Everybody calls me Zits.”
This is the beginning of “Flight,” a book written by Sherman Alexie.
Alexie is pretty well known in Native circles for his books as well as his iconic and gut busting screenplay “Smoke Signals.”
I read “Flight” over the summer and as with most of Alexie’s work, I laughed till I cried then cried till I laughed.
“The skin doctor tells me I have six months to live. I'm exaggerating. I don't have a skin doctor and you can't actually die of zits. But you can die of shame. And, trust me, my zit-shame is killing me.
I'm dying from about 99 kinds of shame.
I'm ashamed of being fifteen years old. And being tall. And skinny. And ugly.
I'm ashamed that I look like a bag of zits tied to a broomstick.
I wonder if loneliness causes acne. I wonder if being Indian causes acne.”
That was an excerpt from Flight that shows how Alexie is able to blend humor with thought provoking material. Because seriously why do so many Indians (myself included) have acne?
The book is about a 15-year-old half-blood Indian who can travel through time.
Kind of sounds weird and out there but in fact it’s amazing.
The boy, Zits, travels to various events in the past. He becomes different people who lived through wars, violence and conflict.
In one time travel he is a FBI agent tracking down members of AIM in the 70’s.
He becomes a little Indian boy during the battle of the Little Big Horn.
A flight instructor whose friend has just flown one of the airplanes into the twin towers.
Zits travels to so many situations where he sees the violent acts through someone else’s perspective but at the same time through his own.
The most memorable part of the book for me was when Zits hears a story from his friend Dave.
Dave witnesses a tragic event that involved children and parents that were too drunk and high to notice.
I remember it because there are too many real situations that involve children who become victims of violence.
Plus I was at work trying to hold it together.

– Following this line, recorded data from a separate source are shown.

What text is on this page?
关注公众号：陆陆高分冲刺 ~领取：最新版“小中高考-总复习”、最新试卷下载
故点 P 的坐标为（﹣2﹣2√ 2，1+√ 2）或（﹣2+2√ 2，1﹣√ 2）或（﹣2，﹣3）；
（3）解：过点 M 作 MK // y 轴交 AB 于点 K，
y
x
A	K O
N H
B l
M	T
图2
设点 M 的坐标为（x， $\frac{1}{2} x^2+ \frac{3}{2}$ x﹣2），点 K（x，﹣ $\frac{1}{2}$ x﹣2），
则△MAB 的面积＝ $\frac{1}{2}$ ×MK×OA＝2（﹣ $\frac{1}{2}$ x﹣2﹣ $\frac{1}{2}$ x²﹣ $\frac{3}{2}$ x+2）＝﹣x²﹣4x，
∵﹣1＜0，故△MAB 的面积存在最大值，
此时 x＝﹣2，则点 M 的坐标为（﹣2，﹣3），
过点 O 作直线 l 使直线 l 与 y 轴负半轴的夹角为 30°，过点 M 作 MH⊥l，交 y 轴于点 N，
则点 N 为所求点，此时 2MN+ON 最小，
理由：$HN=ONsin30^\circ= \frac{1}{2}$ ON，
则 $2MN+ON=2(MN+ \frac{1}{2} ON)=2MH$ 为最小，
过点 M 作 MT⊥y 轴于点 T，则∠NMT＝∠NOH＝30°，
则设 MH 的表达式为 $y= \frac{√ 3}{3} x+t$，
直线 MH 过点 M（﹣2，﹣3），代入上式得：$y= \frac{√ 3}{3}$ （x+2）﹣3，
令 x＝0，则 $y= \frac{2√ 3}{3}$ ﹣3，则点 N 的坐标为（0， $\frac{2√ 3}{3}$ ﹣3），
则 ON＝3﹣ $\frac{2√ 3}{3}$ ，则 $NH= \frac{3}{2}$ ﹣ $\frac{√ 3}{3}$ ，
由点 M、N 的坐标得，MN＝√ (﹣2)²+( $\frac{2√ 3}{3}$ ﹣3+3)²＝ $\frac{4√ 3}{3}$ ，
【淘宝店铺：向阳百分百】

“Well, you know, it's funny. The response to it, which I thought would be interesting, has been about half positive and half negative. So that's been very fascinating to watch, because it was, for me, a very - a book of an idea. The notion that violence is perpetuated on both sides, you know, of any conflict,” Alexie said about Flight in an interview with NPR.
I love Alexie’s work because I can relate to it on a personal level and that is what makes his books fun to read.
So many of his characters I see in my cousins, aunties and friends.
Santee Ross (Hopi/Lakota) is from Lander, Wyo.